WCAG 2.4.1 Bereiche überspringen
Erfolgskriterium 2.4.1 verlangt einen Mechanismus, um Blöcke wiederholten Inhalts über mehrere Seiten hinweg zu überspringen – meist eine Möglichkeit, einen Header und ein Navigationsmenü zu überspringen und direkt zum Hauptinhalt einer Seite zu springen. Es ist ein Kriterium der Stufe A unter Richtlinie 2.4 (Navigierbar).
Warum das speziell bei wiederholtem Inhalt wichtig ist
Das Auge eines sehenden Nutzers überspringt einen vertrauten Header und eine Navigationsleiste natürlicherweise ohne bewussten Aufwand. Ein Tastatur- oder Screenreader-Nutzer, der linear navigiert, bekommt dies nicht kostenlos – ohne einen Umgehungsmechanismus stößt er auf jeder einzelnen Seite einer Website erneut auf dieselben 10–20 Navigationslinks, jedes einzelne Mal.
Die zwei akzeptierten Umsetzungen
WCAG akzeptiert eine (oder beide) dieser Möglichkeiten als Erfüllung des Kriteriums:
- Ein Sprung-Link – ein Link, typischerweise das erste fokussierbare Element auf der Seite, der direkt zum Hauptinhalt springt. Siehe Fehlende Sprung-Navigation für das genaue Markup-Muster.
- Landmarken-Bereiche – die korrekte Verwendung von
<header>,<nav>,<main>und ähnlichen semantischen Elementen (oder ihren ARIA-Rollen-Äquivalenten), die assistiver Technologie eine eigene, eingebaute "zwischen Bereichen springen"-Navigation bieten, ganz ohne benötigten benutzerdefinierten Link. Siehe Landmarken- und Bereichsprobleme.
Diese beiden Ansätze ergänzen sich, statt redundant zu sein – eine gut gebaute Seite hat oft beides, und jeder für sich genügt in der Regel, um dieses konkrete Kriterium zu erfüllen.
Was nicht zählt
Ein Sprung-Link, der im Markup vorhanden, aber tatsächlich defekt ist (verweist auf eine nicht existierende Fragment-ID, oder ist auf eine Weise verborgen, die ihn auch vor dem Tastaturfokus verbirgt), erfüllt das Kriterium nicht schon dadurch, dass er im HTML existiert – er muss tatsächlich funktionieren, wenn ein Tastaturnutzer ihn verwendet.
Das größere Bild
2.4.1 ist im Vergleich zu vielen WCAG-Anforderungen eine enge, mechanische Lösung, und eine der wirkungsvollsten überhaupt: einmal in einer gemeinsamen Website-Vorlage (Header-/Nav-Komponente) umgesetzt, behebt sie den Verstoß auf allen Seiten gleichzeitig – ähnlich im Geiste wie das seitenweite Beheben eines fehlenden lang-Attributs oder eines doppelten <title>-Musters aus einer einzigen Änderung.
Häufige Fragen
- Was ist WCAG 2.4.1 Bereiche überspringen?

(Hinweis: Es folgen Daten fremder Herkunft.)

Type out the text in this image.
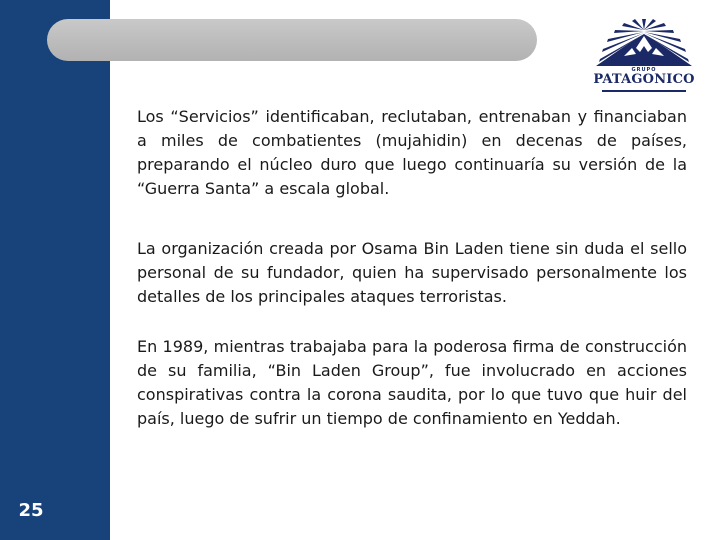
25
GRUPO
PATAGONICO

Los “Servicios” identificaban, reclutaban, entrenaban y financiaban a miles de combatientes (mujahidin) en decenas de países, preparando el núcleo duro que luego continuaría su versión de la “Guerra Santa” a escala global.

La organización creada por Osama Bin Laden tiene sin duda el sello personal de su fundador, quien ha supervisado personalmente los detalles de los principales ataques terroristas.

En 1989, mientras trabajaba para la poderosa firma de construcción de su familia, “Bin Laden Group”, fue involucrado en acciones conspirativas contra la corona saudita, por lo que tuvo que huir del país, luego de sufrir un tiempo de confinamiento en Yeddah.
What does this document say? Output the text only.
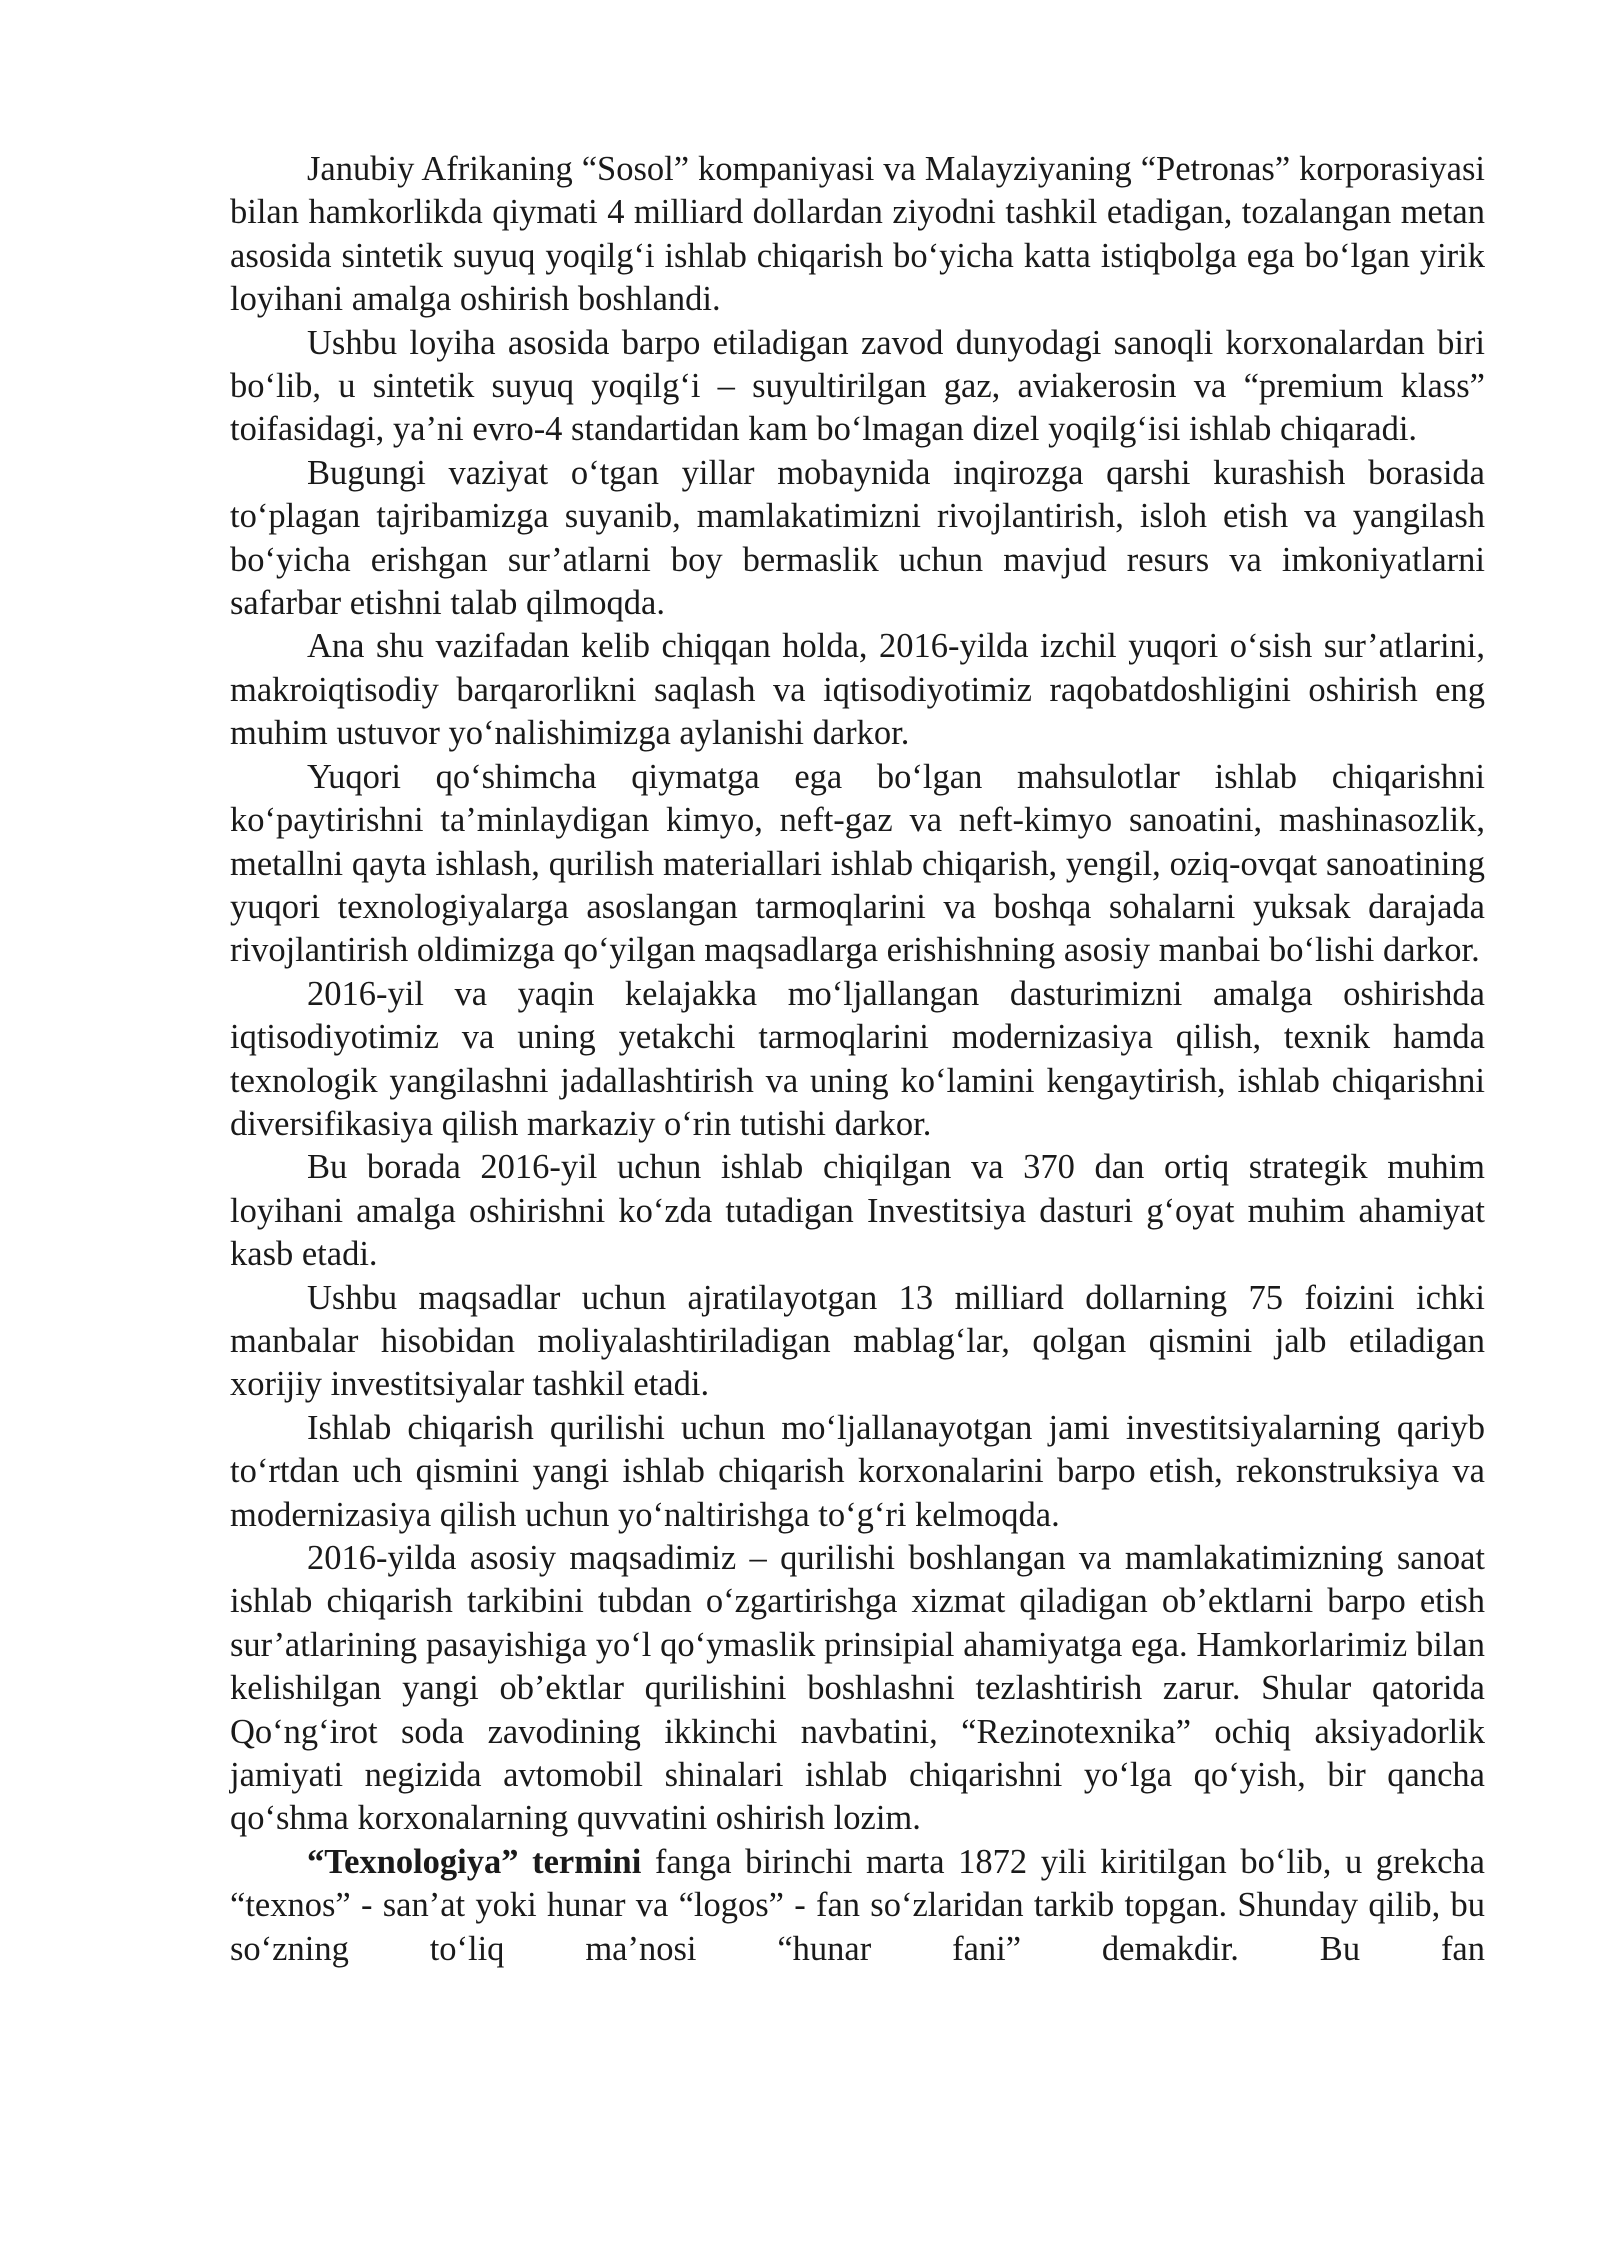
Janubiy Afrikaning “Sosol” kompaniyasi va Malayziyaning “Petronas” korporasiyasi bilan hamkorlikda qiymati 4 milliard dollardan ziyodni tashkil etadigan, tozalangan metan asosida sintetik suyuq yoqilg‘i ishlab chiqarish bo‘yicha katta istiqbolga ega bo‘lgan yirik loyihani amalga oshirish boshlandi.

Ushbu loyiha asosida barpo etiladigan zavod dunyodagi sanoqli korxonalardan biri bo‘lib, u sintetik suyuq yoqilg‘i – suyultirilgan gaz, aviakerosin va “premium klass” toifasidagi, ya’ni evro-4 standartidan kam bo‘lmagan dizel yoqilg‘isi ishlab chiqaradi.

Bugungi vaziyat o‘tgan yillar mobaynida inqirozga qarshi kurashish borasida to‘plagan tajribamizga suyanib, mamlakatimizni rivojlantirish, isloh etish va yangilash bo‘yicha erishgan sur’atlarni boy bermaslik uchun mavjud resurs va imkoniyatlarni safarbar etishni talab qilmoqda.

Ana shu vazifadan kelib chiqqan holda, 2016-yilda izchil yuqori o‘sish sur’atlarini, makroiqtisodiy barqarorlikni saqlash va iqtisodiyotimiz raqobatdoshligini oshirish eng muhim ustuvor yo‘nalishimizga aylanishi darkor.

Yuqori qo‘shimcha qiymatga ega bo‘lgan mahsulotlar ishlab chiqarishni ko‘paytirishni ta’minlaydigan kimyo, neft-gaz va neft-kimyo sanoatini, mashinasozlik, metallni qayta ishlash, qurilish materiallari ishlab chiqarish, yengil, oziq-ovqat sanoatining yuqori texnologiyalarga asoslangan tarmoqlarini va boshqa sohalarni yuksak darajada rivojlantirish oldimizga qo‘yilgan maqsadlarga erishishning asosiy manbai bo‘lishi darkor.

2016-yil va yaqin kelajakka mo‘ljallangan dasturimizni amalga oshirishda iqtisodiyotimiz va uning yetakchi tarmoqlarini modernizasiya qilish, texnik hamda texnologik yangilashni jadallashtirish va uning ko‘lamini kengaytirish, ishlab chiqarishni diversifikasiya qilish markaziy o‘rin tutishi darkor.

Bu borada 2016-yil uchun ishlab chiqilgan va 370 dan ortiq strategik muhim loyihani amalga oshirishni ko‘zda tutadigan Investitsiya dasturi g‘oyat muhim ahamiyat kasb etadi.

Ushbu maqsadlar uchun ajratilayotgan 13 milliard dollarning 75 foizini ichki manbalar hisobidan moliyalashtiriladigan mablag‘lar, qolgan qismini jalb etiladigan xorijiy investitsiyalar tashkil etadi.

Ishlab chiqarish qurilishi uchun mo‘ljallanayotgan jami investitsiyalarning qariyb to‘rtdan uch qismini yangi ishlab chiqarish korxonalarini barpo etish, rekonstruksiya va modernizasiya qilish uchun yo‘naltirishga to‘g‘ri kelmoqda.

2016-yilda asosiy maqsadimiz – qurilishi boshlangan va mamlakatimizning sanoat ishlab chiqarish tarkibini tubdan o‘zgartirishga xizmat qiladigan ob’ektlarni barpo etish sur’atlarining pasayishiga yo‘l qo‘ymaslik prinsipial ahamiyatga ega. Hamkorlarimiz bilan kelishilgan yangi ob’ektlar qurilishini boshlashni tezlashtirish zarur. Shular qatorida Qo‘ng‘irot soda zavodining ikkinchi navbatini, “Rezinotexnika” ochiq aksiyadorlik jamiyati negizida avtomobil shinalari ishlab chiqarishni yo‘lga qo‘yish, bir qancha qo‘shma korxonalarning quvvatini oshirish lozim.

“Texnologiya” termini fanga birinchi marta 1872 yili kiritilgan bo‘lib, u grekcha “texnos” - san’at yoki hunar va “logos” - fan so‘zlaridan tarkib topgan. Shunday qilib, bu so‘zning to‘liq ma’nosi “hunar fani” demakdir. Bu fan
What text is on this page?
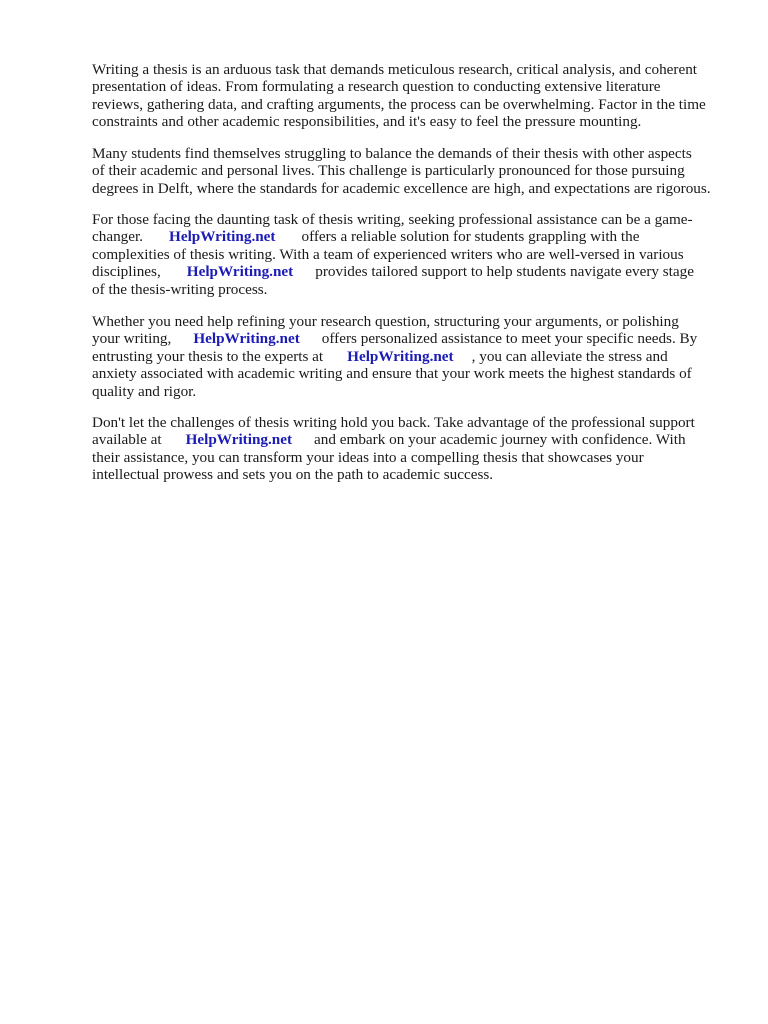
Writing a thesis is an arduous task that demands meticulous research, critical analysis, and coherent
presentation of ideas. From formulating a research question to conducting extensive literature
reviews, gathering data, and crafting arguments, the process can be overwhelming. Factor in the time
constraints and other academic responsibilities, and it's easy to feel the pressure mounting.
Many students find themselves struggling to balance the demands of their thesis with other aspects
of their academic and personal lives. This challenge is particularly pronounced for those pursuing
degrees in Delft, where the standards for academic excellence are high, and expectations are rigorous.
For those facing the daunting task of thesis writing, seeking professional assistance can be a game-
changer. HelpWriting.net offers a reliable solution for students grappling with the
complexities of thesis writing. With a team of experienced writers who are well-versed in various
disciplines, HelpWriting.net provides tailored support to help students navigate every stage
of the thesis-writing process.
Whether you need help refining your research question, structuring your arguments, or polishing
your writing, HelpWriting.net offers personalized assistance to meet your specific needs. By
entrusting your thesis to the experts at HelpWriting.net , you can alleviate the stress and
anxiety associated with academic writing and ensure that your work meets the highest standards of
quality and rigor.
Don't let the challenges of thesis writing hold you back. Take advantage of the professional support
available at HelpWriting.net and embark on your academic journey with confidence. With
their assistance, you can transform your ideas into a compelling thesis that showcases your
intellectual prowess and sets you on the path to academic success.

- Ein Kriterium der Stufe A, das einen Weg verlangt, wiederkehrende Inhalte wie die Seitennavigation zu überspringen, damit Tastatur- und Screenreader-Nutzer sie nicht auf jeder Seite durchtabben müssen.
- Was ist ein Sprunglink?
- Ein Link, meist das erste fokussierbare Element, der den Fokus direkt auf den Hauptinhalt setzt und so Kopfbereich und Navigation überspringt. Er ist der gängigste Weg, 2.4.1 zu erfüllen.
- Erfüllen Landmarken das Kriterium 2.4.1?
- Ja – saubere ARIA-Landmarken bzw. HTML5-Bereiche (main, nav) zusammen mit Überschriften geben Screenreader-Nutzern eine Möglichkeit, Blöcke zu überspringen, und gelten als anerkannte Alternative.